There's not a hell deep enough for the architects of our misadventure over there.


toto said...

It actually looks like the perfect situation for a long, drawn out civil war. Maybe a simpler version of Lebanon ("simpler" because there are only two or three sides).

Is the situation in Lebanon benefiting Saudi? Or Turkey for that matter? Civil war or not, the Iraq case may be as close to a check mate as one gets.. What westerners and anti revolutionary miss is, by creating chaos, bombings, divisions, etc. they further erodes their position in the area.

Green Zone Cafe

That is an interesting idea. I heard that Maliki was going to send his SOF to the Kurdish Region to get Hashemi. Talk about shit hitting the fan.

It was quiet from 9 am on, but another bomb just went off at 1959 Baghdad time.

William R. Cumming

Is there any sentiment for partition of Iraq either in the country or elsewhere? Same for Afghanistan?


Twelve "Well coordinated" blasts during the morning rush hour according to Al Jazeera.


This looks like a shot across the bows of Maliki by the Sunnis.

Is it possible that both Shia and Sunni want civil war?

What might the Iranian reaction be?


WRC: Three Sunni majority provinces (or so they seem), Salehuddin, Anbar and most recently Diyala, have expressed a desire for autonomy, an option that is expressly allowed for the make glorious great nation of Iraq constitution. After Diyala's provincial council narrowly voted to demand a referendum on this matter in October, Maliki dispatched federal troops (overwhelmingly Shiite) to the province. The Diyala governor and a few other legislators fled to Kurdistan, where Hashemi is now keeping them company.

I don't fully understand the legal niceties, mostly because I don't feel i need to.
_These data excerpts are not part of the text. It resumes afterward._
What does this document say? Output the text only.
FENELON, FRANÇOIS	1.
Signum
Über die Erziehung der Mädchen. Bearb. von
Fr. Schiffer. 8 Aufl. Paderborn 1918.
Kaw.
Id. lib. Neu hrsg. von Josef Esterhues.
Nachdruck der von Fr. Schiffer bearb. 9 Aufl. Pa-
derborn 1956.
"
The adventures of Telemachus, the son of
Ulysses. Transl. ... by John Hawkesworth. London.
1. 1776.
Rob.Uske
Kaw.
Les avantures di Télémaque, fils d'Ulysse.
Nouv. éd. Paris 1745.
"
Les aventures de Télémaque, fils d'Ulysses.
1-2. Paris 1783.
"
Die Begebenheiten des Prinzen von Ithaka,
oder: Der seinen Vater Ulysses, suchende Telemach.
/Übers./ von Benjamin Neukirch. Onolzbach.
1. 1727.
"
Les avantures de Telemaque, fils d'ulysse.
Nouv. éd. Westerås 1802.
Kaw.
Maliki has made it clear that he won't allow this (and the Sadrist's have an even tougher anti-federalism line than he does) and it won't happen.

There is also a quixotic lobbying effort here in the US by Chaldean/Assyrian exiles and Americans demanding US support for a carved out autonomous Christian province in Ninevah (which will neither get administration support, nor accomplish anything if it does).

De facto partition of Kurdistan will prevail for the foreseeable future (though what Maliki and his possible successors will do about Kurdistan once they've managed to kneecap their rivals is worth thinking on).

Biden was once a huge fan of partition, if memory serves. Not sure it was ever possible, but that ship appears to have sailed.

William R. Cumming

Thanks DanM!



It is, I think, increasingly clear the presence of US forces served as a bulwark against Maliki's move. Something in his calculus of risk was enough to influence the timing until after December 18. But what exactly is unclear. Does he not fear the US military's return? Why not? And what was discussed at the White House just 10 days ago between Maliki and the President? I'm guessing Maliki's needed to be able to look into the President's eyes for himself before making the move against Hashemi. And we know whatever he took away from that meeting, it was not sufficient to dissuade him from his decision to act.

Depressing stuff.
I think Colonel it will not 'work' and, as today's swift and violent response shows, will lead to civil war.